The name Quaddick appears to be a variation of the Nipmuc Native American language meaning 'bend in the river'. This area of Connecticut has many place names adopted from the area's original residents. The name could also be a corruption of the term pattaquodtuck, meaning 'round hill near river'. The name pre-dates the creation of the reservoir and is used for several local features nearby such as Quaddick State Forest, which extends on both sides of the narrows between the Upper and Middle lakes. A variation of the name is commonly used for a section of the village south of nearby Thompson, CT, the nearest town. Thompson is a small old mill town with shopping and eating facilities, along with several inns, bed & breakfasts and country motels. The entire area is a perfect backdrop for a quiet, summer holiday-close enough to the bigger cities to provide entertainment and remote enough that there is plenty of room for bicycling, nature walks and scenic back road drives in the countryside.

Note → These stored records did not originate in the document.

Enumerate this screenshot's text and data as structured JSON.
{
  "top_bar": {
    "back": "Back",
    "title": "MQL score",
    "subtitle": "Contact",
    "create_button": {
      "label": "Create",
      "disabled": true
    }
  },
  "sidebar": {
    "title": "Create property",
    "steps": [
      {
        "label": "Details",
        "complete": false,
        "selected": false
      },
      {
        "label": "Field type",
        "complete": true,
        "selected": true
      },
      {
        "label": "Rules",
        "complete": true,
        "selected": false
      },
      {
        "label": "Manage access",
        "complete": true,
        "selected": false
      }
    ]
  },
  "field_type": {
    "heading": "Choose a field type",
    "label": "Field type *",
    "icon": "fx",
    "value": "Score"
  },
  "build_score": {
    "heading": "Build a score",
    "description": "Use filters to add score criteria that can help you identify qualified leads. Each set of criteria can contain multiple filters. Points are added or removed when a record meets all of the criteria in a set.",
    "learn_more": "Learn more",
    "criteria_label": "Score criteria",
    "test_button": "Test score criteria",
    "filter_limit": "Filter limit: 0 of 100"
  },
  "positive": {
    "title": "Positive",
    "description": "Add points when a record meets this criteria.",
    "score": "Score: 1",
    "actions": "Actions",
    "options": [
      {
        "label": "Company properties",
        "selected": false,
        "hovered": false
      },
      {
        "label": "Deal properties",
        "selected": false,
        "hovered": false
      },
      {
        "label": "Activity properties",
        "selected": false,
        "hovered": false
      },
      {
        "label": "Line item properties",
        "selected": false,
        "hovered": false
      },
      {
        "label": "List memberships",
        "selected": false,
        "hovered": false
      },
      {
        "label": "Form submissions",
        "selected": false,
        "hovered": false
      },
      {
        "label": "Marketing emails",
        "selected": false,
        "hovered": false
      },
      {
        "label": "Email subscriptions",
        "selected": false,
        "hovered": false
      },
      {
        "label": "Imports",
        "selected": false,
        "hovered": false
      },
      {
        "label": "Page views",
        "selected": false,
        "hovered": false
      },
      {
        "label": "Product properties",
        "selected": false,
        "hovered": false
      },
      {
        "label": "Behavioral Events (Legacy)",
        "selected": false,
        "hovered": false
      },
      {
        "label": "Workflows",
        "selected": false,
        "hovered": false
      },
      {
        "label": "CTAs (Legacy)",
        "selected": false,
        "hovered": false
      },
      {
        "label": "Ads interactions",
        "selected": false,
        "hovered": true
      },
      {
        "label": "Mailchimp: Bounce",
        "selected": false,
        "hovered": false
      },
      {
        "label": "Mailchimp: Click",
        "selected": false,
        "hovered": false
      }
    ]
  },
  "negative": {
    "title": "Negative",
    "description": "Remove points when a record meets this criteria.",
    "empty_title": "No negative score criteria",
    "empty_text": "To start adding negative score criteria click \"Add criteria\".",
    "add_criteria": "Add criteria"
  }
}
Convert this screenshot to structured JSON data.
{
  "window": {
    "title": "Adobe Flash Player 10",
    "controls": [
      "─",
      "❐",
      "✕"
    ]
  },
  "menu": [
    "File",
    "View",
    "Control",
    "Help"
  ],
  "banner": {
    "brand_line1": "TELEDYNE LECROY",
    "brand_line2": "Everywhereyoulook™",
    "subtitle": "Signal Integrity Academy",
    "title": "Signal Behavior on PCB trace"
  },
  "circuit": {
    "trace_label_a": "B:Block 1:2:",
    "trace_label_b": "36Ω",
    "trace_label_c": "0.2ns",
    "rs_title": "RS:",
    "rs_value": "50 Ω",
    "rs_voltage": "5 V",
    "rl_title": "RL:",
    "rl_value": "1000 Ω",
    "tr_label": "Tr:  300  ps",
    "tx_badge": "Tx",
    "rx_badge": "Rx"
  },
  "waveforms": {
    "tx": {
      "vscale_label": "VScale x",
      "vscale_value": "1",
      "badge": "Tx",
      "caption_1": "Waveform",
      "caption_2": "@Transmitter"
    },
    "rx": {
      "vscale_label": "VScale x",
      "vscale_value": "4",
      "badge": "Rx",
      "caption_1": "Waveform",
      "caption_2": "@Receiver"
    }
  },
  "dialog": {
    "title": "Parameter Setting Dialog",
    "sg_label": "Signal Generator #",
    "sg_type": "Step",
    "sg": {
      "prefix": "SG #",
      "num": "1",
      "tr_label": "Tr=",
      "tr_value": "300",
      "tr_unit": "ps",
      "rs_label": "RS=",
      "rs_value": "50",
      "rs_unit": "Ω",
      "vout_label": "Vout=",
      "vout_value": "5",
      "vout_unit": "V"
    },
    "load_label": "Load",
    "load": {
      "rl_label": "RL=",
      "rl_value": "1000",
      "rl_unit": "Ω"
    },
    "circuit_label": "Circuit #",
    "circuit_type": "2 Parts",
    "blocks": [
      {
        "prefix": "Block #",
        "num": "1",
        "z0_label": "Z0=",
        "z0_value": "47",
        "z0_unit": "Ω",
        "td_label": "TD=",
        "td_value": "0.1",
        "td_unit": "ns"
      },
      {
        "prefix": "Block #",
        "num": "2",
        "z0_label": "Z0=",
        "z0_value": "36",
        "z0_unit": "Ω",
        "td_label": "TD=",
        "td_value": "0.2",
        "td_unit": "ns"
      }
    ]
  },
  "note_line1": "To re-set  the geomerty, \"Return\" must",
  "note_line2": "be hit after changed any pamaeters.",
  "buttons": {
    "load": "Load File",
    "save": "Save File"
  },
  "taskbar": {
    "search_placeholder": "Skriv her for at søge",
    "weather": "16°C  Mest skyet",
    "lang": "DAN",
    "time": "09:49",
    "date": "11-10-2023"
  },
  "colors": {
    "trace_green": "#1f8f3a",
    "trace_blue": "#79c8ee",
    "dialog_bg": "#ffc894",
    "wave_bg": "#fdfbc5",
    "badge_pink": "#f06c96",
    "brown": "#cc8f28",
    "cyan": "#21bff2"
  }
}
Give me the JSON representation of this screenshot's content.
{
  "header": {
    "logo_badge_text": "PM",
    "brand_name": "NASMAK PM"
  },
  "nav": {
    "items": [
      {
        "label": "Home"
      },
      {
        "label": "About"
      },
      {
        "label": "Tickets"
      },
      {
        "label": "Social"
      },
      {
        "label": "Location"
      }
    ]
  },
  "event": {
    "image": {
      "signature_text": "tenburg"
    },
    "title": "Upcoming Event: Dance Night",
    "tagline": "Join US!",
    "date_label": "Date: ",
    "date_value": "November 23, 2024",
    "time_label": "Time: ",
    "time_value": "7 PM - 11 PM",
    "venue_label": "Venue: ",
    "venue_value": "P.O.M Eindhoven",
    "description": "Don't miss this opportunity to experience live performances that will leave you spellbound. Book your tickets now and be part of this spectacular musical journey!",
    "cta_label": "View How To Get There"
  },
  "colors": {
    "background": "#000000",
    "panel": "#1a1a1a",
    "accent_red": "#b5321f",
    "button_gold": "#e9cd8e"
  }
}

For local sports, the Thompson Speedway Motorsports Park is one of the better-known race tracks in New England. Its 5/8ths-mile oval and adjacent 1.7-mile restored road course has one of the largest race schedules of any New England track. The schedule includes every type of event from modified NASCAR to road course racing. Throughout the summer, this facility also opens for auto-themed flea markets and swap meets, specialty car shows and even a 'mud run'. Located less than a half mile west of Stump Pond, visitors with a racing fan in the family will want to take in at least one race. And for history buffs and antique hunting, Old Sturbridge Village is less than 30 miles away, just across the Massachusetts border.
Quaddick Lake doesn't hold any large resorts but has a number of private lakefront rentals that will please nearly everyone in the family. There are even some rentals on islands in the lake that require arrival by water, complete with all the joys of a private island retreat. Many rentals include access to boats, pontoons and canoes or kayaks, with groceries and supplies located a short distance away. There are usually a few existing homes for sale along the shoreline in a variety of price ranges, and vacant land for development can still be found in some areas. Besides quiet country roads for strolling, the town of Thompson also holds several marked trails for wildlife viewing and photography, along with convenient cross-country ski trails. Quaddick Lake is a perfect Connecticut getaway destination: not particularly well-known and thus still somewhat secluded. It's a lucky visitor who secures a reservation for a week on Quaddick Lake.